Mind you, this working on holiday lark is a puzzler. Subsequently I don’t know if I have a great deal to say, as the all too tempting tendrils of French cooking scents are invading both my nostrils and my mind, and the thought of a ‘popping’ sound and tiny bubbles bursting under my nose is taking away my ability to think properly but what I will say is this. The countryside around here is lush, the food is fab, the wine flows faster than barbed comments from the pen of Jay Rayner and the French don’t like a stripe on their lawn. Non. Non bande! (No stripe). Drew, in fact, mentioned this in his blog of last year but I think it is worth another peek. The French and stripes are not friends.

I don’t mean fabric stripes, fashion stripes. Oh mon Dieu there are stripy towels, bathrobes, shirts, gowns, trousers, coffee pots, rugs, et al, just no stripes on the lawns. In fact, if you see a stripy lawn in front or back of a house in this part of France you pretty much know it belongs to Angus and Katy Bowles-Wallace from Chichester.

Why is this I wonder? What is it that is so quintessentially British about rolling up and down your lawn and creating a striped effect? If you talk to French people about this, as I have, they just don’t get it. They think it’s a classic piece of British eccentricity…which I might be forced to admit, it is!

But it’s not just stripes. The lawn in general seem to be a fairly British obsession, in Europe anyway (while we are still part of it).  According to journalist, critic and enthusiastic lawn fan, Quentin Letts, writing for the mail online, it is likely that the first lawns were laid down in medieval monasteries, as an aid to meditation and reflection, the verdant growth helping thought and prayer I suppose.

This makes sense to me.  I’m no lawn expert but there is something about wandering through a well-ordered garden trying to gather one’s thoughts that is very peaceful, and I do a lot of my writing gazing at the lawn… often wishing I could be bothered to cut it, but you know what i mean.
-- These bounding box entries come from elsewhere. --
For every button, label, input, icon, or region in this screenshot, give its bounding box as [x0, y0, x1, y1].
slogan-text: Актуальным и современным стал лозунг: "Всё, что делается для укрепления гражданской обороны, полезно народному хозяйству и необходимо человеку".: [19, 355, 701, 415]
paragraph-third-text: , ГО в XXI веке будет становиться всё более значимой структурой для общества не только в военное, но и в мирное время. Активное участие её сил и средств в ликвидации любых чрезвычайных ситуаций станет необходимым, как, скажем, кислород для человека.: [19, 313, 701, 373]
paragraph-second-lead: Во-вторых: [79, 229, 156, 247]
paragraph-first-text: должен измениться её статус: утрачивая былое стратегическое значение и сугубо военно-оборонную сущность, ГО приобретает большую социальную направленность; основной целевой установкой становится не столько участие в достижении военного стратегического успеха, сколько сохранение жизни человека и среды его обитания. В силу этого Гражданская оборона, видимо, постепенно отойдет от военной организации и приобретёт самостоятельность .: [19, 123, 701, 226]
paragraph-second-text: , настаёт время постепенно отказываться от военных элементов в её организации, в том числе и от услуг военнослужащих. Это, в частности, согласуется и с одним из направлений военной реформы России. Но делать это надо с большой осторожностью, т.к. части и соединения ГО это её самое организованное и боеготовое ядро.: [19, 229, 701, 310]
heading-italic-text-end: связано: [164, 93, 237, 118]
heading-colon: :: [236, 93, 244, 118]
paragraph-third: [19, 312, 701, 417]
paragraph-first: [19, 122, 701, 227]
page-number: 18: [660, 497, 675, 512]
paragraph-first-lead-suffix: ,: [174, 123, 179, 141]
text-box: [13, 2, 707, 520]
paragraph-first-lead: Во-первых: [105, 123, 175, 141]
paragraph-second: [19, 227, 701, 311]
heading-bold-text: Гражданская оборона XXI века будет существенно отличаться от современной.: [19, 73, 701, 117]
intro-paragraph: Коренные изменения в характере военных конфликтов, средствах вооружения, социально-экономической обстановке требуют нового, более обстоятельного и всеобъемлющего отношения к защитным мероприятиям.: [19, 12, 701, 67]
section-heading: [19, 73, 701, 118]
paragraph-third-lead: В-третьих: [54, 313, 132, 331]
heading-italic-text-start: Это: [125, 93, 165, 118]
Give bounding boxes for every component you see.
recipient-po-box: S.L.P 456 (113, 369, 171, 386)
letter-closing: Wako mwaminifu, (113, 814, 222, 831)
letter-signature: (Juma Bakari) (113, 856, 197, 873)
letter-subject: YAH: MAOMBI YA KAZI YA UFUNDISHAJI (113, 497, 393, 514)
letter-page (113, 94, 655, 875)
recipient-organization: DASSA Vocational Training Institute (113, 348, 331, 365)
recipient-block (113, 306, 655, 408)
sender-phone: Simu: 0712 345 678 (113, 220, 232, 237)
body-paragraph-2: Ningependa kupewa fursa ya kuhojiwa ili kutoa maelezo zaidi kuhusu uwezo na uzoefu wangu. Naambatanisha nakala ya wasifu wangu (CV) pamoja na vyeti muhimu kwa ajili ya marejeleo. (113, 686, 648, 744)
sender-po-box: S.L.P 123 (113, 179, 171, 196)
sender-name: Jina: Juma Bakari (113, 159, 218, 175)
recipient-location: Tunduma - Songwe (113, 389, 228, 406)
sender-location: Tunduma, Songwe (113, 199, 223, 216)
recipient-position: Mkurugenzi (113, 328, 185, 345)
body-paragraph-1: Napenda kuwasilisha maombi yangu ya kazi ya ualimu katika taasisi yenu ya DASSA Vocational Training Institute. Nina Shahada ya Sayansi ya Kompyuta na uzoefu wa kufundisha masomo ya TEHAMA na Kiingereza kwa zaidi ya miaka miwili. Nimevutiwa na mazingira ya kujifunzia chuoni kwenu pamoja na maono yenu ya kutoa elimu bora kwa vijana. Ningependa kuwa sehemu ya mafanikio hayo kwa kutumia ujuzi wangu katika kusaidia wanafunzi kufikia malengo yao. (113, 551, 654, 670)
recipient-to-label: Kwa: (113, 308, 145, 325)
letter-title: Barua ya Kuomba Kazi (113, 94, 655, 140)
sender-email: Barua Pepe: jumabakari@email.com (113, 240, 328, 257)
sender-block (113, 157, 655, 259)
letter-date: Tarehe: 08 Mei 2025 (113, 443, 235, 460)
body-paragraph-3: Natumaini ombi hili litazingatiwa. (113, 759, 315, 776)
All the cottages around here, in South Normandy, seem to be plonked down amongst wildernesses (that’s not easy to say after a couple of glasses of the Bollinger 2007!) These wild gardens are pretty, wildflowers and surprise corners with little seats and hidden herb pots but I can’t help thinking there is something so soothing about a loved and nurtured expanse of striped green.

But not just soothing. It shows a bit of class also I think. And it makes us feel as though we can all own a little bit of Wimbledon or Lords or our favourite football ground or wherever those people with strange trousers play golf.

Mr Letts (he is such a good writer) mentions in his excellent article that lawns also show off wealth. Absolutely they do. The bigger your property, generally, the more

expanse of lawn you have to show off. Lawns were pretty much to territory of the top toffs until the mid/late 19th century, as no cap doffing simple peasant could afford a herd of cows or a day with a scythe to cut the grass and cows in town were very non u.  However, it is no surprise to me that lawns became more widespread after the first proper lawn mower was invented…by an Englishman of course.

Edwin Beard Budding, from Stroud created and patented the first mechanised mower in 1830 and guess what? It had a substantial rear roller.  And what do rollers mean? Stripes of course. So from the beginning of the general public’s lawn obsession stripes have been there or thereabouts.  As it happens, Mr Budding’s invention doesn’t look so very different from the cylinder mowers we have now…well…ish.

Right. Well it is definitely time for confit and bubbles now. I hope your week is as pleasant as mine is so far, and I will catch up with you all when I return. In the meantime “Vive Le Stripe”…as they don’t say in France.  See ya.     Holly.